É importante, porque declara que, à luz do RGPD (em vigor não só em Portugal mas nos diversos estados membros), obriga-se a que um sistema eleitoral - que por natureza lida com eleitores e seus votos - seja compreensível pela generalidade dos eleitores, coisa que não pode acontecer num sistema da complexidade exida por um sistema fiável de voto electrónico.
A CNPD aponta para o exemplo da Alemanha, em que este conflicto entre os sistemas de voto electrónico e a compreensão pelo cidadão comum do seu funcionamento foi levado ao seu Tribunal Constitucional, levando à decisão de não implementação de voto electrónico, mas não é só na Alemanha que esta questão precede o RGPD. No texto da associação D3 - Defesa dos Direitos Digitais - sobre o voto electrónico, escrito em antecipação às europeias - quando a última experiência de voto electrónico decorreu em Portugal - lê-se:
todo o cidadão deve poder compreender ele próprio o funcionamento do sistema eleitoral do país, qualquer que seja o sistema, por forma a ter suficiente confiança de que este está em conformidade com a lei. Uma solução digital será sempre uma solução demasiado complexa, mesmo para os eleitores mais esclarecidos, o que irá inevitavelmente trazer desconfiança ao processo legislativo e aos seus resultados por parte de quem tenha resultados inferiores ao que esperava.
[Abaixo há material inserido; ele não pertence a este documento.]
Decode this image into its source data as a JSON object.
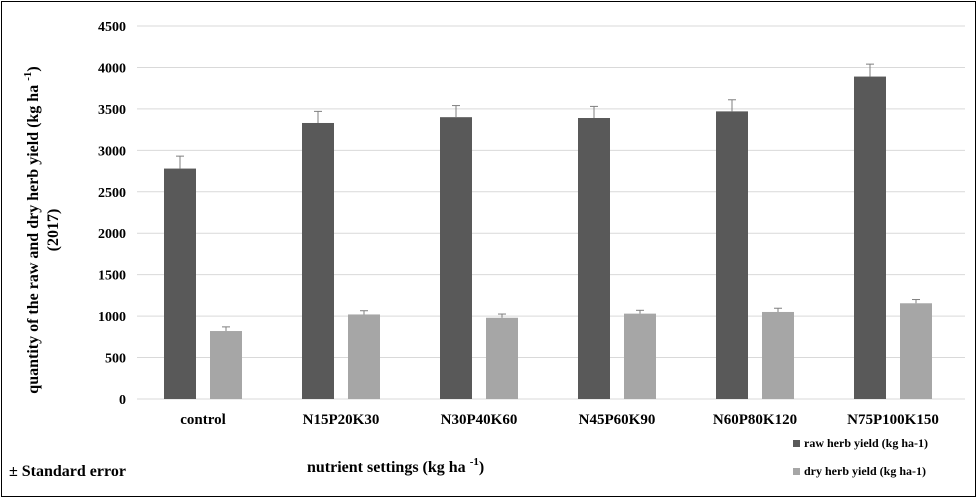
{
  "chart_data": {
    "type": "bar",
    "title": "",
    "ylabel_line1": "quantity of the raw and dry herb yield",
    "ylabel_unit": "(kg ha ",
    "ylabel_unit_sup": "-1",
    "ylabel_unit_close": ")",
    "ylabel_line2": "(2017)",
    "xlabel": "nutrient settings (kg ha ",
    "xlabel_sup": "-1",
    "xlabel_close": ")",
    "note": "± Standard error",
    "ylim": [
      0,
      4500
    ],
    "yticks": [
      0,
      500,
      1000,
      1500,
      2000,
      2500,
      3000,
      3500,
      4000,
      4500
    ],
    "grid": true,
    "legend_position": "bottom-right",
    "categories": [
      "control",
      "N15P20K30",
      "N30P40K60",
      "N45P60K90",
      "N60P80K120",
      "N75P100K150"
    ],
    "series": [
      {
        "name": "raw herb yield (kg ha-1)",
        "color": "#595959",
        "values": [
          2780,
          3330,
          3400,
          3390,
          3470,
          3890
        ],
        "errors": [
          150,
          140,
          140,
          140,
          140,
          150
        ]
      },
      {
        "name": "dry herb yield (kg ha-1)",
        "color": "#a6a6a6",
        "values": [
          820,
          1020,
          980,
          1030,
          1050,
          1155
        ],
        "errors": [
          50,
          45,
          45,
          40,
          45,
          45
        ]
      }
    ]
  }
}
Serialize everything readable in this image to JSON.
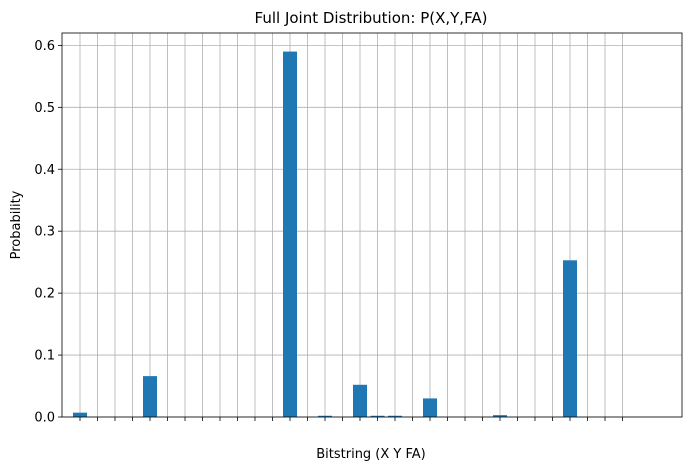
{
  "chart_data": {
    "type": "bar",
    "title": "Full Joint Distribution: P(X,Y,FA)",
    "xlabel": "Bitstring (X Y FA)",
    "ylabel": "Probability",
    "ylim": [
      0,
      0.62
    ],
    "yticks": [
      0.0,
      0.1,
      0.2,
      0.3,
      0.4,
      0.5,
      0.6
    ],
    "ytick_labels": [
      "0.0",
      "0.1",
      "0.2",
      "0.3",
      "0.4",
      "0.5",
      "0.6"
    ],
    "grid": true,
    "bar_color": "#1f77b4",
    "values": [
      0.007,
      0,
      0,
      0,
      0.066,
      0,
      0,
      0,
      0,
      0,
      0,
      0,
      0.59,
      0,
      0.002,
      0,
      0.052,
      0.002,
      0.002,
      0,
      0.03,
      0,
      0,
      0,
      0.003,
      0,
      0,
      0,
      0.253,
      0,
      0,
      0
    ]
  }
}
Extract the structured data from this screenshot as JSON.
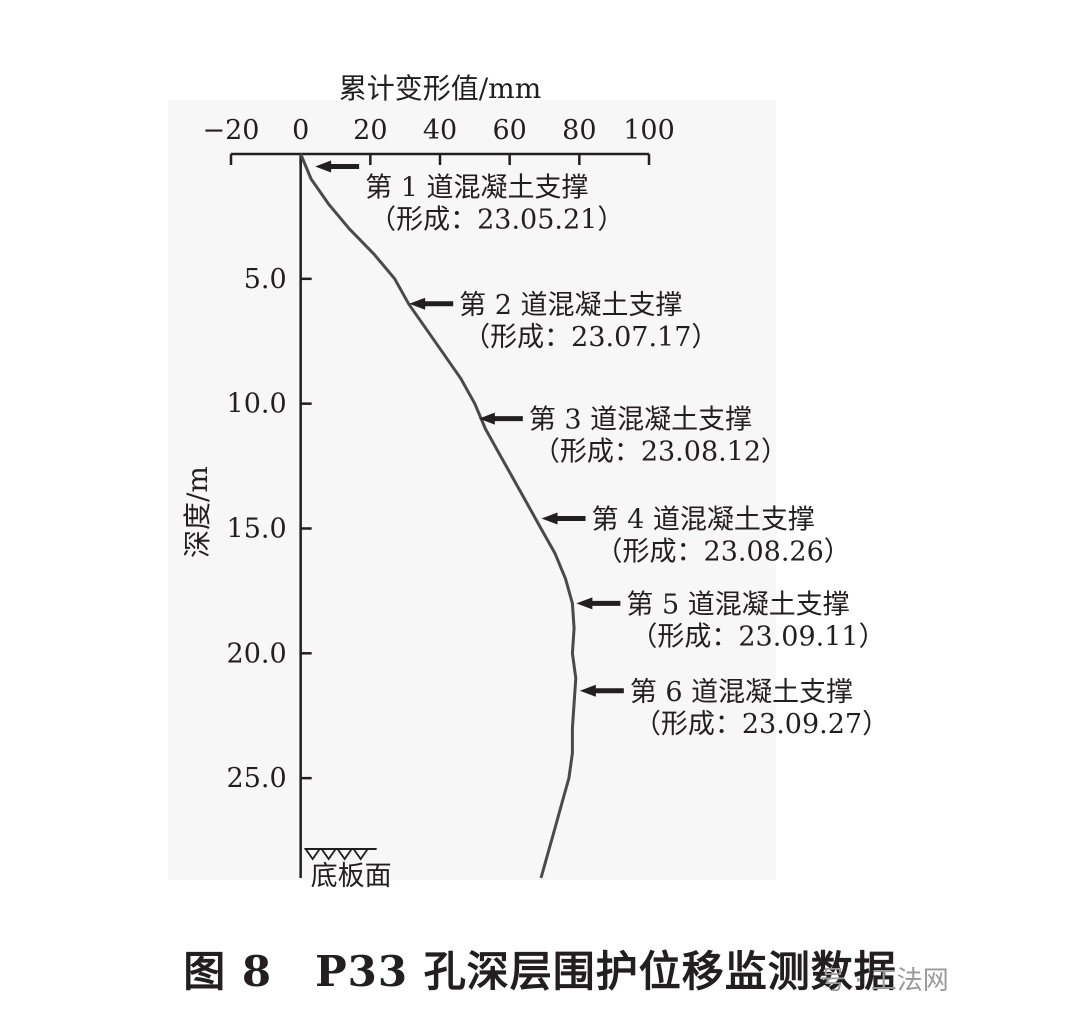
{
  "chart_data": {
    "type": "line",
    "xlabel": "累计变形值/mm",
    "ylabel": "深度/m",
    "xlim": [
      -20,
      100
    ],
    "ylim": [
      0,
      29
    ],
    "y_inverted": true,
    "x_axis_position": "top",
    "xticks": [
      "−20",
      "0",
      "20",
      "40",
      "60",
      "80",
      "100"
    ],
    "xtick_values": [
      -20,
      0,
      20,
      40,
      60,
      80,
      100
    ],
    "yticks": [
      "5.0",
      "10.0",
      "15.0",
      "20.0",
      "25.0"
    ],
    "ytick_values": [
      5,
      10,
      15,
      20,
      25
    ],
    "grid": false,
    "line_color": "#4a4a4a",
    "series": [
      {
        "points": [
          {
            "x": 0,
            "depth": 0
          },
          {
            "x": 3,
            "depth": 1
          },
          {
            "x": 8,
            "depth": 2
          },
          {
            "x": 14,
            "depth": 3
          },
          {
            "x": 21,
            "depth": 4
          },
          {
            "x": 27,
            "depth": 5
          },
          {
            "x": 31,
            "depth": 6
          },
          {
            "x": 36,
            "depth": 7
          },
          {
            "x": 41,
            "depth": 8
          },
          {
            "x": 46,
            "depth": 9
          },
          {
            "x": 50,
            "depth": 10
          },
          {
            "x": 53,
            "depth": 11
          },
          {
            "x": 57,
            "depth": 12
          },
          {
            "x": 61,
            "depth": 13
          },
          {
            "x": 65,
            "depth": 14
          },
          {
            "x": 69,
            "depth": 15
          },
          {
            "x": 73,
            "depth": 16
          },
          {
            "x": 76,
            "depth": 17
          },
          {
            "x": 78,
            "depth": 18
          },
          {
            "x": 78.5,
            "depth": 19
          },
          {
            "x": 78,
            "depth": 20
          },
          {
            "x": 79,
            "depth": 21
          },
          {
            "x": 78.5,
            "depth": 22
          },
          {
            "x": 78,
            "depth": 23
          },
          {
            "x": 78,
            "depth": 24
          },
          {
            "x": 77,
            "depth": 25
          },
          {
            "x": 75,
            "depth": 26
          },
          {
            "x": 73,
            "depth": 27
          },
          {
            "x": 71,
            "depth": 28
          },
          {
            "x": 69,
            "depth": 29
          }
        ]
      }
    ],
    "annotations": [
      {
        "depth": 0.5,
        "x": 3,
        "line1": "第 1 道混凝土支撑",
        "line2": "（形成：23.05.21）"
      },
      {
        "depth": 6.0,
        "x": 30,
        "line1": "第 2 道混凝土支撑",
        "line2": "（形成：23.07.17）"
      },
      {
        "depth": 10.6,
        "x": 50,
        "line1": "第 3 道混凝土支撑",
        "line2": "（形成：23.08.12）"
      },
      {
        "depth": 14.6,
        "x": 68,
        "line1": "第 4 道混凝土支撑",
        "line2": "（形成：23.08.26）"
      },
      {
        "depth": 18.0,
        "x": 78,
        "line1": "第 5 道混凝土支撑",
        "line2": "（形成：23.09.11）"
      },
      {
        "depth": 21.5,
        "x": 79,
        "line1": "第 6 道混凝土支撑",
        "line2": "（形成：23.09.27）"
      }
    ],
    "base_label": "底板面",
    "base_depth": 28
  },
  "caption": "图 8　P33 孔深层围护位移监测数据",
  "watermark": "号 · 工法网"
}
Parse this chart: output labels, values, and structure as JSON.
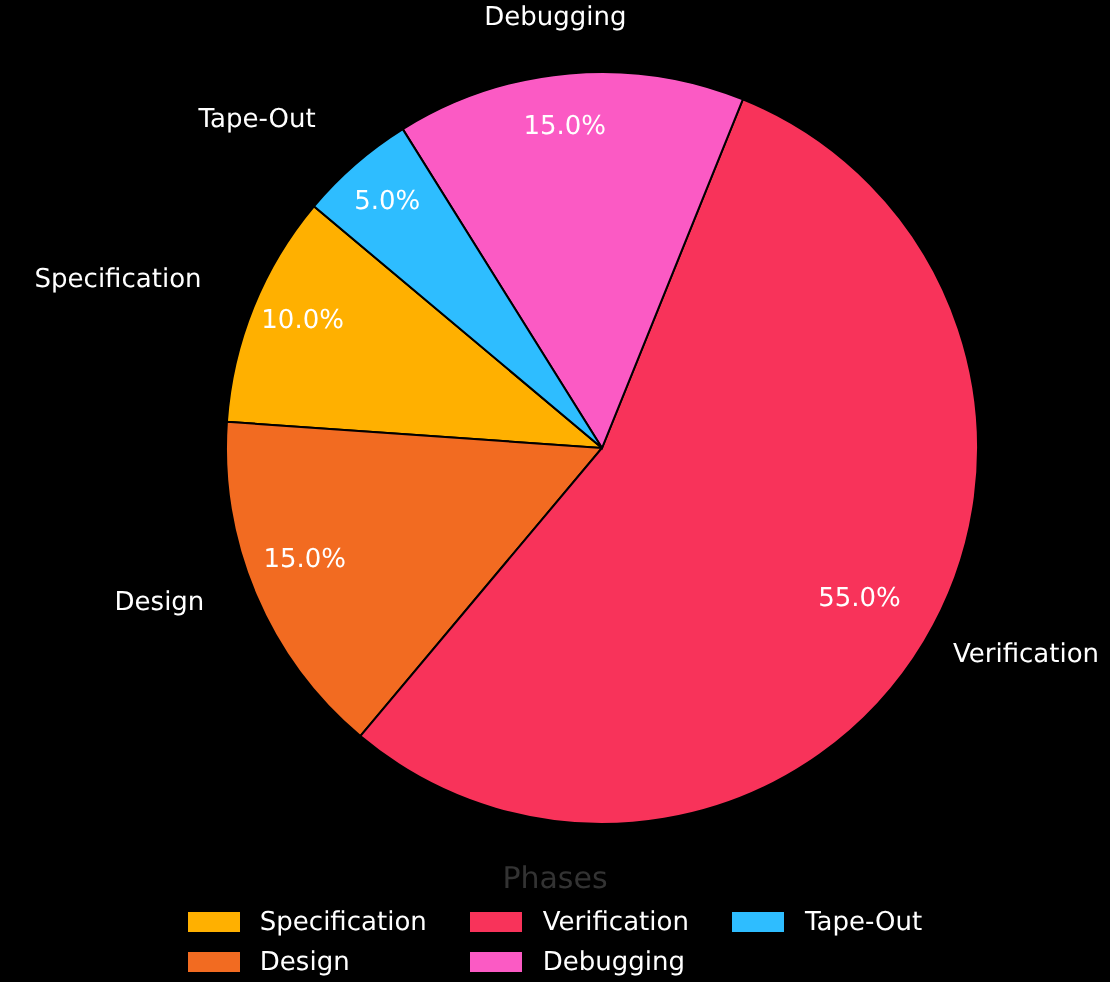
{
  "chart_data": {
    "type": "pie",
    "legend_title": "Phases",
    "legend": "bottom",
    "categories": [
      "Specification",
      "Design",
      "Verification",
      "Debugging",
      "Tape-Out"
    ],
    "values": [
      10,
      15,
      55,
      15,
      5
    ],
    "value_labels": [
      "10.0%",
      "15.0%",
      "55.0%",
      "15.0%",
      "5.0%"
    ],
    "colors": [
      "#ffb000",
      "#f26b21",
      "#f8335a",
      "#fb5ac4",
      "#2ebdff"
    ]
  }
}
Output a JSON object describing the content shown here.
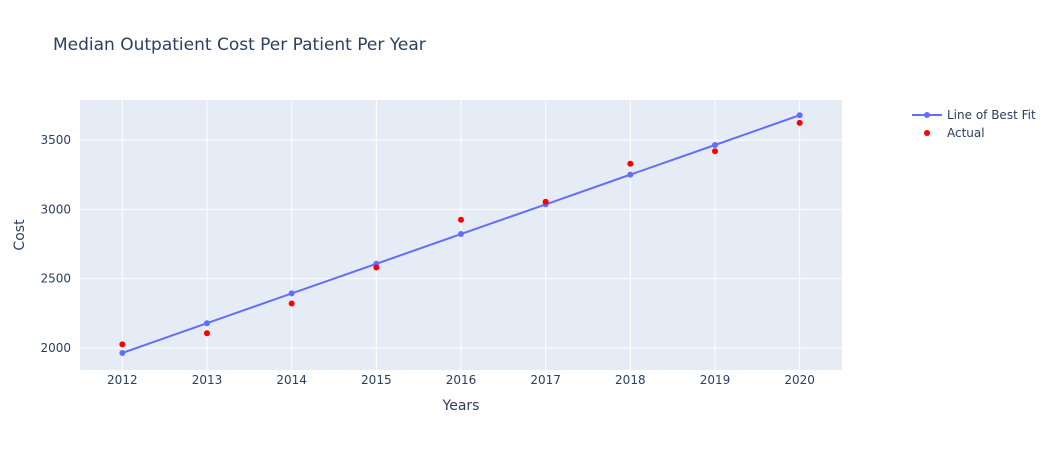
{
  "chart_data": {
    "type": "line",
    "title": "Median Outpatient Cost Per Patient Per Year",
    "xlabel": "Years",
    "ylabel": "Cost",
    "x": [
      2012,
      2013,
      2014,
      2015,
      2016,
      2017,
      2018,
      2019,
      2020
    ],
    "xlim": [
      2011.5,
      2020.5
    ],
    "ylim": [
      1840,
      3790
    ],
    "yticks": [
      2000,
      2500,
      3000,
      3500
    ],
    "grid": true,
    "legend_placement": "top-right",
    "series": [
      {
        "name": "Line of Best Fit",
        "mode": "lines+markers",
        "color": "#636efa",
        "values": [
          1963,
          2178,
          2393,
          2607,
          2822,
          3036,
          3251,
          3465,
          3680
        ]
      },
      {
        "name": "Actual",
        "mode": "markers",
        "color": "#ff0000",
        "values": [
          2025,
          2105,
          2320,
          2580,
          2925,
          3055,
          3330,
          3420,
          3625
        ]
      }
    ]
  },
  "colors": {
    "plot_background": "#e5ecf6",
    "gridline": "#ffffff",
    "text": "#2a3f5f"
  }
}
Mas será assim? Bem, em Portugal existem vários actos eleitorais, cada um com a sua Legislação aplicável. Temos, por exemplo, na Lei Eleitoral dos Órgãos das Autarquias Locais (que rege as Autárquicas que em breve decorrerão em território nacional), o Artigo 52.º que diz:
Cabe à Comissão Nacional de Eleições promover, através de meios de comunicação social, públicos e privados, o esclarecimento objectivo dos cidadãos sobre o significado das eleições para a vida do País, sobre o processo eleitoral e sobre o processo de votação.
Terá a CNE os meios necessários para cumprir tal artigo - no que diz respeito ao esclarecimento objectivo sobre o processo eleitoral - se o processo for por via electrónica?
Em jeito de conclusão
Tem-se discutido cada vez mais sobre o voto electrónico em Portugal. Contudo, tem-se falado do tema como se ele fosse maioritariamente um desafio técnico, quando, a meu ver, os entraves são legislativos. Não estou a defender que o "direito ao esclarecimento" deve ser posto de parte, mas acredito que é aí que o debate se deve centrar. A legislação actualmente em vigor - tanto nacional como comunitária - defende esse direito ao esclarecimento, que é incompatível com um sistema de voto electrónico(1). Acredito que haja quem ache que ter voto electrónico é mais importante - mas então é esse o argumento que deve ser feito por quem assim o acha, em particular devendendo as alterações legislativas necessárias. Esse debate pode trazer algum fruto. O técnico, parece-me, está ao mesmo nível em 2021 que estava há duas décadas atrás, e assim continuará.